- Outfielder
- Born: December 24, 1912 Tampa, Florida, U.S.
- Died: January 28, 1973 (aged 60) Los Angeles, California, U.S.
- Batted: LeftThrew: Right

Negro league baseball debut
- 1935, for the New York Black Yankees

Last appearance
- 1945, for the Newark Eagles
- Stats at Baseball Reference

Teams
- New York Black Yankees (1935); Newark Eagles (1936); New York Black Yankees (1938); Newark Eagles (1941); Cleveland Buckeyes (1942–1943); Homestead Grays (1943); Cincinnati Clowns (1943); Baltimore Elite Giants (1943); New York Black Yankees (1944–1945); Newark Eagles (1945);

= Thad Christopher =

American baseball player (1912–1973)

Thadist B. Christopher (December 24, 1912 - January 28, 1973) was an American Negro league outfielder in the 1930s and 1940s.

== Career ==
A native of Tampa, Florida, Christopher made his Negro leagues debut in 1935 with the New York Black Yankees.

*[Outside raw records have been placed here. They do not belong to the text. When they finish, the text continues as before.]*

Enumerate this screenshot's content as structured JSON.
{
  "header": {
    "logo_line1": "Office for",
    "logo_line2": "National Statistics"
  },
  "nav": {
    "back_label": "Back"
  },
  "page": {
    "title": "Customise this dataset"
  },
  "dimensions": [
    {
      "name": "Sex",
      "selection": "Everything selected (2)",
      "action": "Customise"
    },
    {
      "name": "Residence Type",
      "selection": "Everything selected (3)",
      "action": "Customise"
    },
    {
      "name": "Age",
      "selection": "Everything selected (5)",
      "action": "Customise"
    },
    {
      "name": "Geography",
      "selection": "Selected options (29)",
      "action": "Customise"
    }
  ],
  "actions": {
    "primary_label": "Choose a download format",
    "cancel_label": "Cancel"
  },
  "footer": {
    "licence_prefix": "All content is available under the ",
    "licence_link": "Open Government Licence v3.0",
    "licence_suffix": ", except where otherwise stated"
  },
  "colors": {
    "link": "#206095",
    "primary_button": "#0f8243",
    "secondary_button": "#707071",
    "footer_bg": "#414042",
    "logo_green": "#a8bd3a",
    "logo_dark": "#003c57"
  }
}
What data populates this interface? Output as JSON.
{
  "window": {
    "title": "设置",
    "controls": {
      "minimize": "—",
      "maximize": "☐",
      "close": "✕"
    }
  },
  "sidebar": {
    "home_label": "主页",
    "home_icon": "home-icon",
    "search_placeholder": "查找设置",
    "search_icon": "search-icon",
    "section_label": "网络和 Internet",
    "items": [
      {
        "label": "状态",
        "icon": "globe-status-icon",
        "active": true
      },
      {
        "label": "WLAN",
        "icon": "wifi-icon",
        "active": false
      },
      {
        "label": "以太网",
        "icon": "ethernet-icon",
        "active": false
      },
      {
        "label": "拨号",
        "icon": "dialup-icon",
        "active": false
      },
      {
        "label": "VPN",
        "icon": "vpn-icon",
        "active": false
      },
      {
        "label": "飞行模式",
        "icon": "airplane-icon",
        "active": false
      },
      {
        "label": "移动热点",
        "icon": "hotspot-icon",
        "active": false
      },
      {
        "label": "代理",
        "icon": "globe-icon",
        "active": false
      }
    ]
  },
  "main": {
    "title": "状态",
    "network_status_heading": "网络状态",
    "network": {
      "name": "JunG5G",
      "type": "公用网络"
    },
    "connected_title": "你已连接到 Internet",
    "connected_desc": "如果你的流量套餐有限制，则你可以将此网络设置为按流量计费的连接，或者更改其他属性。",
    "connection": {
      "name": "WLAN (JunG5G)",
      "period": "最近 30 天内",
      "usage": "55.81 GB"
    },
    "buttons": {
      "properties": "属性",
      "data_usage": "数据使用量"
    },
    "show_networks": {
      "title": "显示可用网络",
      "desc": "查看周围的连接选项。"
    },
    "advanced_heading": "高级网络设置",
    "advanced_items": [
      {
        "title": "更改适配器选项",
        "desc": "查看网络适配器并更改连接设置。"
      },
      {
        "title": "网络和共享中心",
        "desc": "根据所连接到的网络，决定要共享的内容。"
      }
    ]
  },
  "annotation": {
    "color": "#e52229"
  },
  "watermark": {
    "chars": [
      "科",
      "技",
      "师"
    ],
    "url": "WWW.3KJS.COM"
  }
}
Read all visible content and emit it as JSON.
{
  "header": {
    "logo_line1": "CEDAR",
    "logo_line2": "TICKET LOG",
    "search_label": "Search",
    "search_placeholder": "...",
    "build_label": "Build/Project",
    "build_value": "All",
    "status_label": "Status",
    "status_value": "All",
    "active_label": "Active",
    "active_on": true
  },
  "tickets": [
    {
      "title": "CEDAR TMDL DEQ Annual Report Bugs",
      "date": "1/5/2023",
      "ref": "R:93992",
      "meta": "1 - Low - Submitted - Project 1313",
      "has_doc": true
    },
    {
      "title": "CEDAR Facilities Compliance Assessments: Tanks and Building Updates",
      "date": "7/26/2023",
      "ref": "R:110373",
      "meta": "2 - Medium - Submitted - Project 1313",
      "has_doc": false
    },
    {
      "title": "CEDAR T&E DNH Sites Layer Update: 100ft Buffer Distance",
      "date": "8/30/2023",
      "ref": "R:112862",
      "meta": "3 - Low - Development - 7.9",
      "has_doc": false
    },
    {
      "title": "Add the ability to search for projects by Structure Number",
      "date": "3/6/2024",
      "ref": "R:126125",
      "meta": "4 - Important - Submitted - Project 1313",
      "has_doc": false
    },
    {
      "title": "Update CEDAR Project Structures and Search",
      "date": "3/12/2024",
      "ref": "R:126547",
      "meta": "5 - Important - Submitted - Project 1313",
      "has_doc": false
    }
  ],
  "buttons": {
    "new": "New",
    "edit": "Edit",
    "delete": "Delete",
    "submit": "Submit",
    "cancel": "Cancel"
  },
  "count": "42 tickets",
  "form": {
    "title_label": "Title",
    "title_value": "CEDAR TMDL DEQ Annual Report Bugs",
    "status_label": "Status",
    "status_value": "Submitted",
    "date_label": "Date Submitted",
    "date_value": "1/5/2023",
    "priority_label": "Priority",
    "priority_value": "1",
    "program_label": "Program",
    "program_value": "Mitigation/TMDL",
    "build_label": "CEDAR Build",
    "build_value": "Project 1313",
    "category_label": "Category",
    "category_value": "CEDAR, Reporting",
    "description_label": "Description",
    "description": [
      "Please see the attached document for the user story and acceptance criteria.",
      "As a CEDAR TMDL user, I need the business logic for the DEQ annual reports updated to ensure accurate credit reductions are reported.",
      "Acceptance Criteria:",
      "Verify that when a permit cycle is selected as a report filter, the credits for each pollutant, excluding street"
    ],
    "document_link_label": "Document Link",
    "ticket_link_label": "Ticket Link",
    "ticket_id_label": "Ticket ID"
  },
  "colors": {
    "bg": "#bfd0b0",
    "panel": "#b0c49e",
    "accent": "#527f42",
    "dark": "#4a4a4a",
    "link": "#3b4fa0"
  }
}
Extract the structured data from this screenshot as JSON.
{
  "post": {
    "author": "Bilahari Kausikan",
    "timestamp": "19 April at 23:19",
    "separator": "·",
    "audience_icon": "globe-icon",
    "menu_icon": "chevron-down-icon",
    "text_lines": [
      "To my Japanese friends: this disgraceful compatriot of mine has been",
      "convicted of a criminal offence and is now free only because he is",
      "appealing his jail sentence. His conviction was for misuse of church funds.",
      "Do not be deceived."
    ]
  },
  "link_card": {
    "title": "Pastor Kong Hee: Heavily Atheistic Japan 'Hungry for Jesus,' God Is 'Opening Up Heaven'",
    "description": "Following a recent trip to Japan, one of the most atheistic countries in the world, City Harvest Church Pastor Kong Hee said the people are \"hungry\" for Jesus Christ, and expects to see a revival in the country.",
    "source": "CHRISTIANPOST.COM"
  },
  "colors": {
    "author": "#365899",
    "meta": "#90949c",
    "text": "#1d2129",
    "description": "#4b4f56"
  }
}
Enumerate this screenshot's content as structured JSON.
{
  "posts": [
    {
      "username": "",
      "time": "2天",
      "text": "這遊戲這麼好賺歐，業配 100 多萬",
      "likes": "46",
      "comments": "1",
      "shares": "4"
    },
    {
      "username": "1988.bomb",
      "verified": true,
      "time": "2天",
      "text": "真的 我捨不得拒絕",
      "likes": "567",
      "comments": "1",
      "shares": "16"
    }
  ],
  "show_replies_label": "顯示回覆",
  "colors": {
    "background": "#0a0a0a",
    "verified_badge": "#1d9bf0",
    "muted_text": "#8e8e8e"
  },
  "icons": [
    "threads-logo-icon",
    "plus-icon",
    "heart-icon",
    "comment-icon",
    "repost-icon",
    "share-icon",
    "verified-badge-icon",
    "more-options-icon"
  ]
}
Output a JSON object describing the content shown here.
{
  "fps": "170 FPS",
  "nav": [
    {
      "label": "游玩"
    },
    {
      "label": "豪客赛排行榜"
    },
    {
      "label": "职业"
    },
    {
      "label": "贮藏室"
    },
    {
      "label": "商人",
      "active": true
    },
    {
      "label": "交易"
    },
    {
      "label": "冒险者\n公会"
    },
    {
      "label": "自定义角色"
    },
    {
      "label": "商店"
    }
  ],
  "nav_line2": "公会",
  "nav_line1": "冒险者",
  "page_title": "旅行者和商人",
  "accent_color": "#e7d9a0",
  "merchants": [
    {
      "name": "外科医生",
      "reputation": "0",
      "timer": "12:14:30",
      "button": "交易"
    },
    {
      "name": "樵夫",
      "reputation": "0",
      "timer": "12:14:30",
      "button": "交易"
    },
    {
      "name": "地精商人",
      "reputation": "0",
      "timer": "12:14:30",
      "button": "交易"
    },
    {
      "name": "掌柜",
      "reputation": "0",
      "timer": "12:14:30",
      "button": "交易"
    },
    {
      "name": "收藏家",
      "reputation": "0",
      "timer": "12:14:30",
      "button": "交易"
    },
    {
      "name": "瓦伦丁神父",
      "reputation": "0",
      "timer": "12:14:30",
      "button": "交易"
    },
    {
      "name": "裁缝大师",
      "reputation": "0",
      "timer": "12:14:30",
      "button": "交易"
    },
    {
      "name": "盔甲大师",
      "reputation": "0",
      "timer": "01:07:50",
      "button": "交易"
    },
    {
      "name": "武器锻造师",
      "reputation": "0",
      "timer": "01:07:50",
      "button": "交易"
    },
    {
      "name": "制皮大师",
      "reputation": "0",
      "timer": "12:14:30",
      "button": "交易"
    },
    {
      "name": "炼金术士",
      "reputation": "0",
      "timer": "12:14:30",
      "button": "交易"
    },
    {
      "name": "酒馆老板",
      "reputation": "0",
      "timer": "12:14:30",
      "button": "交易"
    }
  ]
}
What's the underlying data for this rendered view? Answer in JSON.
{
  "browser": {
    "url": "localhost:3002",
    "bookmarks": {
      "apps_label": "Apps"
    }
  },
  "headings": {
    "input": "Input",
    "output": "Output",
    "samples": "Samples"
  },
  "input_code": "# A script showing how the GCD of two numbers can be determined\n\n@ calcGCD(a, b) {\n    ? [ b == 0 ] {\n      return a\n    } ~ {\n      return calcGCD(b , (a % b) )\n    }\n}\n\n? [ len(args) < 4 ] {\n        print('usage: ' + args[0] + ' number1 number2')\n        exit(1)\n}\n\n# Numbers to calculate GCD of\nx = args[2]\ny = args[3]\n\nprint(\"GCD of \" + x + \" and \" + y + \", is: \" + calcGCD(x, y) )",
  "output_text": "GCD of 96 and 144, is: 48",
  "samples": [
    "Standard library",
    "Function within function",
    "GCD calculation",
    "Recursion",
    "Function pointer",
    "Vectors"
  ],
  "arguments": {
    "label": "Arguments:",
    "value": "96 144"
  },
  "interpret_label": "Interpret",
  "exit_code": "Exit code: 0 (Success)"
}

He went on to play through 1945, including a stint with the Homestead Grays during their 1943 Negro World Series championship season.

Christopher played mostly left field and right field, but he also occasionally played first base or catcher. He wasn't known as a particularly skilled fielder or baserunner, but was considered to be a very good hitter capable of a lot of power. In 1944, Christopher slugged a ball completely out of the Polo Grounds.

Christopher was known for being hot-tempered at times. When he played with the Newark Eagles, he got into an altercation with another train passenger and ended up pulling his knife out. His teammate, Ray Dandridge, tried to get in between the two, and Christopher ended up cutting up Dandridge's new suit.

== Death ==
He died in Los Angeles, California in 1973 at age 60.